Hi Ralph,

Thanks for the question!
According to the "explain" result you got, the optimization worked exactly as expected with this query:

"DYNAMIC SERVER FILTER BY FILE_ID IN (SS.FILE_ID)" means a skip-scan instead of a full-scan over BULK_TABLE will be executed at runtime based on the values of "file_id" it got from the inner query.

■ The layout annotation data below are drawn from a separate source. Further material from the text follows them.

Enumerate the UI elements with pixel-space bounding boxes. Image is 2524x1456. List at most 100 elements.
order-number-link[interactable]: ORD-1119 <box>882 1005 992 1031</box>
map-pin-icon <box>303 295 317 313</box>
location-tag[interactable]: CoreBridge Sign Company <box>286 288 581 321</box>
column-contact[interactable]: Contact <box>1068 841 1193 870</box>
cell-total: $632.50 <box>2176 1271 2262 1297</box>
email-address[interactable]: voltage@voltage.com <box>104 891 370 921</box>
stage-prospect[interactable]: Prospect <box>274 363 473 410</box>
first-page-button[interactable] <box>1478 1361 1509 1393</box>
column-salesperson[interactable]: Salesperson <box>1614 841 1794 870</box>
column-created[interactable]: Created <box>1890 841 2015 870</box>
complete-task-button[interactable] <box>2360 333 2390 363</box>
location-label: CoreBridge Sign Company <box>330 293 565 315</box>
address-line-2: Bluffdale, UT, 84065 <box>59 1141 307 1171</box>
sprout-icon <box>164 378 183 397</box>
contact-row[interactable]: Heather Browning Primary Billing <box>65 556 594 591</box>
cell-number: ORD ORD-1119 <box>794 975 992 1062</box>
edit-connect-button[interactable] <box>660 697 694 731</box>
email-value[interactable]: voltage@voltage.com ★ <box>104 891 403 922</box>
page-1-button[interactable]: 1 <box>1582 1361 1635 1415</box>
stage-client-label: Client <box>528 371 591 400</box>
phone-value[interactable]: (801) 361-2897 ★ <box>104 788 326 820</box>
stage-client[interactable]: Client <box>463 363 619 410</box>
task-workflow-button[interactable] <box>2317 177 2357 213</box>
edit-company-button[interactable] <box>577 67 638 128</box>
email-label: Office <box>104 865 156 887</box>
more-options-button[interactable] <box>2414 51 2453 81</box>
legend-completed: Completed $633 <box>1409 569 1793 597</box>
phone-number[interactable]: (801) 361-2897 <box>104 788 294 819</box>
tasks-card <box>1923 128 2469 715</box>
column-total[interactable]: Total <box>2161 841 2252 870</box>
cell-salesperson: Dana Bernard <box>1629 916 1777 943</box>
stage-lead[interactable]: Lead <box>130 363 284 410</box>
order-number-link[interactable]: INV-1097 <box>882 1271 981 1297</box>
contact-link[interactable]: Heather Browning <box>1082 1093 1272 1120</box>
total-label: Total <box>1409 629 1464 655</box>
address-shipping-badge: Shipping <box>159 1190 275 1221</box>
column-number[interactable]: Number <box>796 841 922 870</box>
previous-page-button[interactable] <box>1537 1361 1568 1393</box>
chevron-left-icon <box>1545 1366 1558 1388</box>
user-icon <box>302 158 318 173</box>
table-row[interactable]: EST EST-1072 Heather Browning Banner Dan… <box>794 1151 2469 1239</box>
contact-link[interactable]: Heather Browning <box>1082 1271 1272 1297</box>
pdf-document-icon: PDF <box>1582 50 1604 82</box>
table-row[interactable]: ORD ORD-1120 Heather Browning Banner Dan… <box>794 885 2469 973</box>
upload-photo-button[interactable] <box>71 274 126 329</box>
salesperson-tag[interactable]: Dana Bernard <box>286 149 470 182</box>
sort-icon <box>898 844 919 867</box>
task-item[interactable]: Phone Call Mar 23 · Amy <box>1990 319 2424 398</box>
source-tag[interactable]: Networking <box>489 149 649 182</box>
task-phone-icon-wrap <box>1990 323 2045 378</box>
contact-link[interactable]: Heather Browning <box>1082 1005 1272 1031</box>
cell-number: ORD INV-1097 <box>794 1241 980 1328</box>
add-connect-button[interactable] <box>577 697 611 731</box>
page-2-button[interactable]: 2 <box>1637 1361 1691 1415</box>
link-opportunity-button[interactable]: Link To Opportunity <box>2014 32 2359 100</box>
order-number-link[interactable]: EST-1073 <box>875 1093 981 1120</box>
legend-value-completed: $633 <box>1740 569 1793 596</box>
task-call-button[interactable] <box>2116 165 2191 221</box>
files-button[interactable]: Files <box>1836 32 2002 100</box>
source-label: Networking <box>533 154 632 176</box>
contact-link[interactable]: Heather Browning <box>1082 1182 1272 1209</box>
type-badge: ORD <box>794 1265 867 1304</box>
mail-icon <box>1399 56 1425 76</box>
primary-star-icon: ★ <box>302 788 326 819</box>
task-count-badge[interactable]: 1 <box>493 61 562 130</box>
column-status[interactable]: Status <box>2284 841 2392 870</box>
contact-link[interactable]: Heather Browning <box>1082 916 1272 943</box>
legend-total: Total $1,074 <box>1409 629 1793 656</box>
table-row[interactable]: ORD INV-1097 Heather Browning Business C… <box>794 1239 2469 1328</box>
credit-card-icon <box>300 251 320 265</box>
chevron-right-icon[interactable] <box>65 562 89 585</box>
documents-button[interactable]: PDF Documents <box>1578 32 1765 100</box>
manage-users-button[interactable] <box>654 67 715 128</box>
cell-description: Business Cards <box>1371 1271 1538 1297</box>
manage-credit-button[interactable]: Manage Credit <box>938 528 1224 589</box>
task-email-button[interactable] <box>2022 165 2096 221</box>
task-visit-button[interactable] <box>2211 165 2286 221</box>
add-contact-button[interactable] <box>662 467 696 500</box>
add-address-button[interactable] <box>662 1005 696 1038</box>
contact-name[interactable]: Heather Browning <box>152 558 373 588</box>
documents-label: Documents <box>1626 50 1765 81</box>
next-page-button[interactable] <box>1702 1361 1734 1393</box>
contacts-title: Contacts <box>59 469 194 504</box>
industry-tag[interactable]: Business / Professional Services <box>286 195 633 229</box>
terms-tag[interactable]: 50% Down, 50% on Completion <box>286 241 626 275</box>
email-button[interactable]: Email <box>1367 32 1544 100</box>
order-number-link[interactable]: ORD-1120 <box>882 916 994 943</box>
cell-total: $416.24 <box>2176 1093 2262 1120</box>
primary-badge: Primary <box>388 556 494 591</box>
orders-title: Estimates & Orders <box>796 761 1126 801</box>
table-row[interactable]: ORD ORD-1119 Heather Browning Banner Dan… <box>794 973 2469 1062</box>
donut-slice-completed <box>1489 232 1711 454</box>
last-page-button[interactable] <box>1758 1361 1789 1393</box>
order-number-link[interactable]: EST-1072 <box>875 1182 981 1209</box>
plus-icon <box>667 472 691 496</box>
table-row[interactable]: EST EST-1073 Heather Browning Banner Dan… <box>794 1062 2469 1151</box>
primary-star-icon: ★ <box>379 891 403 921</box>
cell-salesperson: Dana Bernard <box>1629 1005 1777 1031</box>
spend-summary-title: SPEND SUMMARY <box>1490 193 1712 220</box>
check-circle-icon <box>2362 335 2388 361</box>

So I need to know a few more things:
1. What is the Primary Key definition of your BULK_TABLE?
2. How many (approximately) distinct "file_id" values are there in the BULK_TABLE? (If you don't know for sure, you can just run a query to find out).
3. How long does it take to run a full-scan query on BULK_TABLE, like "select * from BULK_TABLE"?
4. How long does it take to run a full-scan join query on BULK_TABLE, like "select * from BULK_TABLE join (select file_id, recnum from BULK_TABLE) as SS on BULK_TABLE.file_id = SS.file_id and BULK_TABLE.recnum = SS.recnum"?


Thanks,
Maryann


On Thu, Dec 11, 2014 at 6:28 PM, Perko, Ralph J <Ralph.Perko@pnnl.gov> wrote:
Hi,

Thanks for all your help thus far with Phoenix. 

I am trying to understand the best way to construct a query that returns all the fields from a table but still takes advantage of a single field secondary index.   I have a table with upwards of 50 fields and do not wish to index them all but the use case exists to return them all. 

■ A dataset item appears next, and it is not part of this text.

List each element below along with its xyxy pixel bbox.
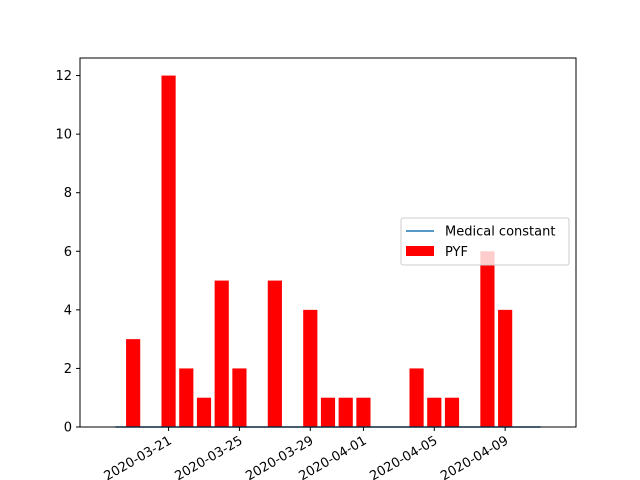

My general approach is to first select the records I want using an indexed field then use the returned pk values to get the entire record in the form of a subselect or join.

The initial select executes very fast, sub-second , returning close to 3000 records.  When used as a subselect or join the entire query takes very long (over 15min)  or does not return.   Based on the processing plans it appears there is a lot more going on than just a simple look-up of the values returned in the subselect.  Is there a way to do this using Phoenix SQL syntax?

Any suggestions are appreciated.

Initial indexed query (very fast):

SELECT file_id,recnum 

FROM BULK_TABLE 

WHERE saddr IN (ip1,ip2,ip3))


file_id and recnum make up the primary key


Plan:

| CLIENT PARALLEL 10-WAY SKIP SCAN ON 30 KEYS OVER BULK_TABLE_SADDR_IDX [0,1,000,004,076] - [9,1,000,142,114] |

| CLIENT MERGE SORT |


Used as a subselect (times out):

SELECT * FROM BULK_TABLE 

WHERE (file_id,recnum) IN(SELECT file_id,recnum 

              FROM BULK_TABLE 

      WHERE saddr IN (ip1,ip2,ip3));

Plan:

| CLIENT PARALLEL 10-WAY FULL SCAN OVER BULK_TABLE |

| CLIENT MERGE SORT |

|     PARALLEL SEMI-JOIN TABLE 0 (SKIP MERGE) |

|         CLIENT PARALLEL 10-WAY SKIP SCAN ON 30 KEYS OVER BULK_TABLE_SADDR_IDX [0,1,000,004,076] - [9,1,000,142,114] |

|             SERVER AGGREGATE INTO DISTINCT ROWS BY [RECNUM, FILE_ID] |

|         CLIENT MERGE SORT |

|     DYNAMIC SERVER FILTER BY FILE_ID IN ($1.$3) |


Another approach using using a join instead:


SELECT * 

FROM BULK_TABLE 

JOIN 

    (SELECT file_id, recnum 

     FROM BULK_TABLE 

     WHERE saddr in (ip1,ip2,ip3)) AS SS 

ON BULK_TABLE.file_id = SS.file_id AND BULK_TABLE.recnum = SS.recnum;


Runs faster but still can take about 15min


Plan:


| CLIENT PARALLEL 10-WAY FULL SCAN OVER BULK_TABLE |

| CLIENT MERGE SORT |

|     PARALLEL INNER-JOIN TABLE 0 |

|         CLIENT PARALLEL 10-WAY SKIP SCAN ON 30 KEYS OVER BULK_TABLE_SADDR_IDX [0,1,000,004,076] - [9,1,000,142,114] |

|         CLIENT MERGE SORT |

|     DYNAMIC SERVER FILTER BY FILE_ID IN (SS.FILE_ID) |



Is there a more efficient way to run a query such as this?

Thanks!
Ralph







--
Thanks,
Maryann